Refonder la dissuasion, c'est aussi sur le plan diplomatique mutualiser certains équipements avec les Britanniques. À terme, n'est-il pas souhaitable, tant sur le plan budgétaire que stratégique, d'aller plus loin ? Peut-on imaginer une crise nucléaire qui ne concernerait qu'une seule de nos deux nations ?
Au-delà du Livre blanc, il faut donc concevoir des lieux moins confinés qu'aujourd'hui où ces questions essentielles puissent être posées et étudiées sérieusement afin d'éclairer utilement les choix du Président de la République.
Il est un second domaine dans lequel il me semble nécessaire d'aller plus loin que le Livre blanc. Il s'agit de la coopération franco-britannique, que je viens d'évoquer pour le nucléaire. Il faut bien comprendre que cette coopération n'est pas une option parmi d'autres. C'est la seule qui puisse être structurante pour l'avenir, compte tenu à la fois de l'effort financier britannique et d'une conception de la défense proche de la nôtre. Bien sûr, à partir de ce noyau dur, d'autres coopérations seront toujours possibles.

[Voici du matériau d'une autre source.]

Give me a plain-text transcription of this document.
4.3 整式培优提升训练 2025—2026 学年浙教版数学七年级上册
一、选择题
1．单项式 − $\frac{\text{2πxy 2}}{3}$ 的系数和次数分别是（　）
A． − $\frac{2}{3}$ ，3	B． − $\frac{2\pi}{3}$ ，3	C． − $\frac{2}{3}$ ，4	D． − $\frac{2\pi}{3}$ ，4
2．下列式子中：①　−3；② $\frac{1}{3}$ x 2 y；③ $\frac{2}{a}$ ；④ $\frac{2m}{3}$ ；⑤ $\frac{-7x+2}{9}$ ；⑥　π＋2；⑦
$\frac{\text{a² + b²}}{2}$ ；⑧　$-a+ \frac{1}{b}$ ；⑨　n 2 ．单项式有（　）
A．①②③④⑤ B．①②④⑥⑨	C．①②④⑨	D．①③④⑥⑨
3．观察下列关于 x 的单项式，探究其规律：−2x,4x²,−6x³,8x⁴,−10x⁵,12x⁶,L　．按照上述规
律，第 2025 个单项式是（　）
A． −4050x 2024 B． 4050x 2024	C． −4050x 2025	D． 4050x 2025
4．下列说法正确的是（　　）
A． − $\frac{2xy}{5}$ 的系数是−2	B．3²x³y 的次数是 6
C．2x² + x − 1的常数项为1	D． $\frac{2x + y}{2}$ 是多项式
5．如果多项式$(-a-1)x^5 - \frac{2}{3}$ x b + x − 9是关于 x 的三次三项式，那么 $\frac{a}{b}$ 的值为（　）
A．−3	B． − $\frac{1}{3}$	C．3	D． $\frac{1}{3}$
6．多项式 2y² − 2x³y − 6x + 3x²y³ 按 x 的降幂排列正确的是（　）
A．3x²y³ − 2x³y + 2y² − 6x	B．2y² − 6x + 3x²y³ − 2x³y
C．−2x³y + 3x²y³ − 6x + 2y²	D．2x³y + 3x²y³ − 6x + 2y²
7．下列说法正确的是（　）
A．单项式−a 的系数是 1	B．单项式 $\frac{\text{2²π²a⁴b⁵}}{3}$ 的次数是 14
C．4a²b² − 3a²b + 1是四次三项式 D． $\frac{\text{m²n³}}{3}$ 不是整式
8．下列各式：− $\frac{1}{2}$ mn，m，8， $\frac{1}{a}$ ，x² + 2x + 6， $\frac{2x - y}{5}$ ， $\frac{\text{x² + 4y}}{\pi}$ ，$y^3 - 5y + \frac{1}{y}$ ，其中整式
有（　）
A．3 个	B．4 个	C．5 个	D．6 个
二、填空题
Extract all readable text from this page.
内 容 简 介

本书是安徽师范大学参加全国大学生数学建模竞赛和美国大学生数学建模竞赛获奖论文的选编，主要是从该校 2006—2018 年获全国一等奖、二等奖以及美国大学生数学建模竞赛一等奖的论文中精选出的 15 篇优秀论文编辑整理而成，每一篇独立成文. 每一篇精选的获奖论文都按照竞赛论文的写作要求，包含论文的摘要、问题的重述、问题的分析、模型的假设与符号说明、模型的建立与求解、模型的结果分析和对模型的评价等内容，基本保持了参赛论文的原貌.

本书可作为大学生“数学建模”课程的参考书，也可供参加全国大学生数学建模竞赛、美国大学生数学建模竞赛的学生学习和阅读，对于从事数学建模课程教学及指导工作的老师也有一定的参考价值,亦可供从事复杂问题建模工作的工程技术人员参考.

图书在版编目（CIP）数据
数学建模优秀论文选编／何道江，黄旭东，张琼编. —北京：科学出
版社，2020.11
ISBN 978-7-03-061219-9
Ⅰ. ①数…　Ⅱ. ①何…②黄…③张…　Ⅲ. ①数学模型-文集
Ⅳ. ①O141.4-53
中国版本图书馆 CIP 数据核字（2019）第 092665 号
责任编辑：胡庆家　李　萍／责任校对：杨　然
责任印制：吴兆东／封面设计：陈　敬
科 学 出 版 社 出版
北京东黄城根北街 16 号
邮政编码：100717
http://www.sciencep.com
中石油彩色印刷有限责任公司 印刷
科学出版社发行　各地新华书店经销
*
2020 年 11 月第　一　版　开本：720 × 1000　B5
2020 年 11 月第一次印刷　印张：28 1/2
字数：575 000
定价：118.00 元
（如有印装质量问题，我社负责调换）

Certes, nous ne partons pas de rien. Le projet nucléaire est ambitieux, l'utilisation de matériels communs rapproche nos deux armées, les exercices récents et les opérations en Libye démontrent notre capacité à agir ensemble, le succès industriel de MBDA est évident et, demain, l'utilisation de l'A-400M et du MRTT nous rapprocheront encore, et après-demain, peut-être, les drones. Tout cela est loin d'être négligeable. Mais l'on voit bien que cela reste encore fragile, notamment sur le plan industriel. Ainsi, si l'ANL ne se fait pas, aucun programme commun concret hormis le nucléaire ne serait développé l'année prochaine.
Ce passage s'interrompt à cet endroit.